Free agency went a long way toward destroying "team spirit" in baseball and it's doing the same thing to corporations. (And that's my last shot at a metaphor for a long time.)


Following Up On the News

Looks like I spoke too fast on the subject of Mitch Daniels, Bush's Budget Director deserting before the economic ship sank leaving to run for public office. Buzzflash says Daniels was about to get hit with an insider trading investigation.

And the smell hanging around Halliburton just won't go away.

Halliburton Co. is under fire for doing business in countries the US has identified as "sponsors of terrorism."
I'm just saying, okay? Halliburton, while manifestly an example of How Not To Run A Responsible Corporation is not alone in having done business with the USofA's "enemies" and it's always a mystery to me how these stories get pinched down this way.

Hey! Hey! Looks like even the measly $350 billion budget-busting tax plan might be in trouble.

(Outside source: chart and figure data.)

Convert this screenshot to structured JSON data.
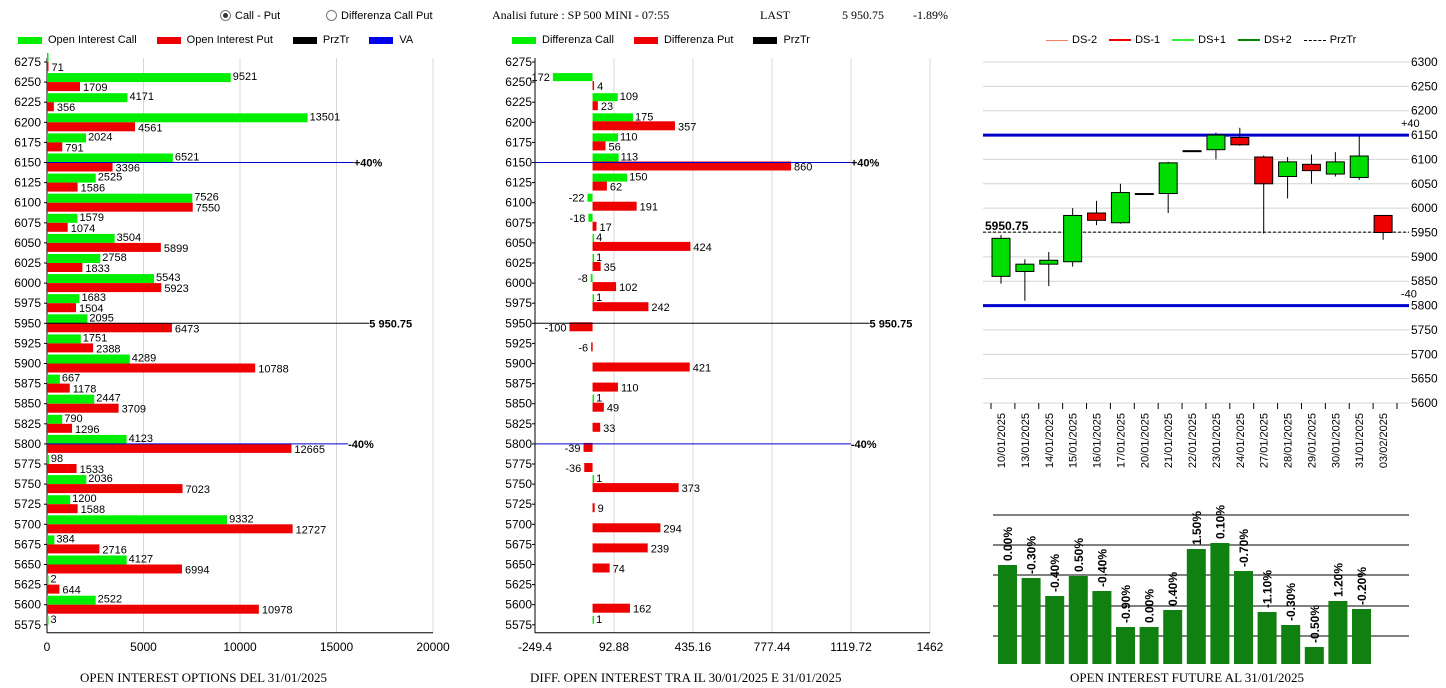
{
  "controls": {
    "option_call_put": "Call - Put",
    "option_diff": "Differenza Call Put",
    "selected": "call_put"
  },
  "header": {
    "title": "Analisi future : SP 500 MINI - 07:55",
    "last_label": "LAST",
    "last_value": "5 950.75",
    "change": "-1.89%"
  },
  "legends": {
    "oi": [
      {
        "label": "Open Interest Call",
        "color": "#00ee00"
      },
      {
        "label": "Open Interest Put",
        "color": "#ee0000"
      },
      {
        "label": "PrzTr",
        "color": "#000000"
      },
      {
        "label": "VA",
        "color": "#0000ee"
      }
    ],
    "diff": [
      {
        "label": "Differenza Call",
        "color": "#00ee00"
      },
      {
        "label": "Differenza Put",
        "color": "#ee0000"
      },
      {
        "label": "PrzTr",
        "color": "#000000"
      }
    ],
    "candle": [
      {
        "label": "DS-2",
        "color": "#f08060",
        "style": "solid"
      },
      {
        "label": "DS-1",
        "color": "#ee0000",
        "style": "solid"
      },
      {
        "label": "DS+1",
        "color": "#33ee33",
        "style": "solid"
      },
      {
        "label": "DS+2",
        "color": "#008800",
        "style": "solid"
      },
      {
        "label": "PrzTr",
        "color": "#000000",
        "style": "dashed"
      }
    ]
  },
  "titles": {
    "oi": "OPEN INTEREST OPTIONS DEL 31/01/2025",
    "diff": "DIFF. OPEN INTEREST TRA IL 30/01/2025 E 31/01/2025",
    "future": "OPEN INTEREST FUTURE AL 31/01/2025"
  },
  "chart_data": [
    {
      "type": "bar",
      "name": "oi",
      "categories": [
        "6275",
        "6250",
        "6225",
        "6200",
        "6175",
        "6150",
        "6125",
        "6100",
        "6075",
        "6050",
        "6025",
        "6000",
        "5975",
        "5950",
        "5925",
        "5900",
        "5875",
        "5850",
        "5825",
        "5800",
        "5775",
        "5750",
        "5725",
        "5700",
        "5675",
        "5650",
        "5625",
        "5600",
        "5575"
      ],
      "series": [
        {
          "name": "Open Interest Call",
          "values": [
            0,
            9521,
            4171,
            13501,
            2024,
            6521,
            2525,
            7526,
            1579,
            3504,
            2758,
            5543,
            1683,
            2095,
            1751,
            4289,
            667,
            2447,
            790,
            4123,
            98,
            2036,
            1200,
            9332,
            384,
            4127,
            2,
            2522,
            3
          ]
        },
        {
          "name": "Open Interest Put",
          "values": [
            71,
            1709,
            356,
            4561,
            791,
            3396,
            1586,
            7550,
            1074,
            5899,
            1833,
            5923,
            1504,
            6473,
            2388,
            10788,
            1178,
            3709,
            1296,
            12665,
            1533,
            7023,
            1588,
            12727,
            2716,
            6994,
            644,
            10978,
            null
          ]
        }
      ],
      "xlim": [
        0,
        20000
      ],
      "xticks": [
        "0",
        "5000",
        "10000",
        "15000",
        "20000"
      ],
      "ref_lines": [
        {
          "strike": "6150",
          "label": "+40%",
          "color": "#0000cc",
          "end": 15900
        },
        {
          "strike": "5950",
          "label": "5 950.75",
          "color": "#000000",
          "end": 16700
        },
        {
          "strike": "5800",
          "label": "-40%",
          "color": "#0000cc",
          "end": 15600
        }
      ]
    },
    {
      "type": "bar",
      "name": "diff",
      "categories": [
        "6275",
        "6250",
        "6225",
        "6200",
        "6175",
        "6150",
        "6125",
        "6100",
        "6075",
        "6050",
        "6025",
        "6000",
        "5975",
        "5950",
        "5925",
        "5900",
        "5875",
        "5850",
        "5825",
        "5800",
        "5775",
        "5750",
        "5725",
        "5700",
        "5675",
        "5650",
        "5625",
        "5600",
        "5575"
      ],
      "series": [
        {
          "name": "Differenza Call",
          "values": [
            null,
            -172,
            109,
            175,
            110,
            113,
            150,
            -22,
            -18,
            4,
            1,
            -8,
            1,
            null,
            null,
            null,
            null,
            1,
            null,
            null,
            null,
            1,
            null,
            null,
            null,
            null,
            null,
            null,
            1
          ]
        },
        {
          "name": "Differenza Put",
          "values": [
            null,
            4,
            23,
            357,
            56,
            860,
            62,
            191,
            17,
            424,
            35,
            102,
            242,
            -100,
            -6,
            421,
            110,
            49,
            33,
            -39,
            -36,
            373,
            9,
            294,
            239,
            74,
            null,
            162,
            null
          ]
        }
      ],
      "xlim": [
        -249.4,
        1462
      ],
      "xticks": [
        "-249.4",
        "92.88",
        "435.16",
        "777.44",
        "1119.72",
        "1462"
      ],
      "ref_lines": [
        {
          "strike": "6150",
          "label": "+40%",
          "color": "#0000cc",
          "end": 1119
        },
        {
          "strike": "5950",
          "label": "5 950.75",
          "color": "#000000",
          "end": 1200
        },
        {
          "strike": "5800",
          "label": "-40%",
          "color": "#0000cc",
          "end": 1119
        }
      ]
    },
    {
      "type": "candlestick",
      "name": "candles",
      "x": [
        "10/01/2025",
        "13/01/2025",
        "14/01/2025",
        "15/01/2025",
        "16/01/2025",
        "17/01/2025",
        "20/01/2025",
        "21/01/2025",
        "22/01/2025",
        "23/01/2025",
        "24/01/2025",
        "27/01/2025",
        "28/01/2025",
        "29/01/2025",
        "30/01/2025",
        "31/01/2025",
        "03/02/2025"
      ],
      "open": [
        5860,
        5870,
        5885,
        5890,
        5990,
        5970,
        6030,
        6030,
        6118,
        6120,
        6145,
        6105,
        6065,
        6090,
        6070,
        6063,
        5985
      ],
      "close": [
        5938,
        5885,
        5893,
        5985,
        5975,
        6032,
        6030,
        6093,
        6118,
        6150,
        6130,
        6050,
        6095,
        6077,
        6095,
        6107,
        5950
      ],
      "high": [
        5945,
        5895,
        5910,
        6000,
        6015,
        6050,
        6030,
        6095,
        6118,
        6155,
        6165,
        6108,
        6105,
        6110,
        6115,
        6150,
        5985
      ],
      "low": [
        5845,
        5810,
        5840,
        5880,
        5965,
        5968,
        6030,
        5990,
        6118,
        6100,
        6128,
        5948,
        6020,
        6050,
        6065,
        6058,
        5935
      ],
      "ylim": [
        5600,
        6300
      ],
      "yticks": [
        "6300",
        "6250",
        "6200",
        "6150",
        "6100",
        "6050",
        "6000",
        "5950",
        "5900",
        "5850",
        "5800",
        "5750",
        "5700",
        "5650",
        "5600"
      ],
      "levels": [
        {
          "value": 6150,
          "label": "+40",
          "color": "#0000cc"
        },
        {
          "value": 5800,
          "label": "-40",
          "color": "#0000cc"
        }
      ],
      "last_price": 5950.75,
      "last_label": "5950.75"
    },
    {
      "type": "bar",
      "name": "future",
      "values": [
        0.0,
        -0.3,
        -0.4,
        0.5,
        -0.4,
        -0.9,
        0.0,
        0.4,
        1.5,
        0.1,
        -0.7,
        -1.1,
        -0.3,
        -0.5,
        1.2,
        -0.2
      ],
      "heights": [
        99,
        86,
        68,
        88,
        73,
        37,
        37,
        54,
        115,
        121,
        93,
        52,
        39,
        17,
        63,
        55
      ],
      "labels": [
        "0.00%",
        "-0.30%",
        "-0.40%",
        "0.50%",
        "-0.40%",
        "-0.90%",
        "0.00%",
        "0.40%",
        "1.50%",
        "0.10%",
        "-0.70%",
        "-1.10%",
        "-0.30%",
        "-0.50%",
        "1.20%",
        "-0.20%"
      ],
      "color": "#108010"
    }
  ]
}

If every company on the list of those working with Iraq since the imposition of sanctions was hitting the news, then the good citizens of this country might get a grasp on just how huge this problem is, but nooo, we have to obsess over one corporation. (Is this because the press sees Halliburton as vulnerable, or because the Cheney connection makes better headlines? If the latter, then why didn't the Bush/Enron story play bigger?)

The Taliban is back! and they're hoping Bush still doesn't care about Afghanistan.

And there's more on the "black prom and white prom" story.

I feel eyes on the back of my neck. Maybe I should be working.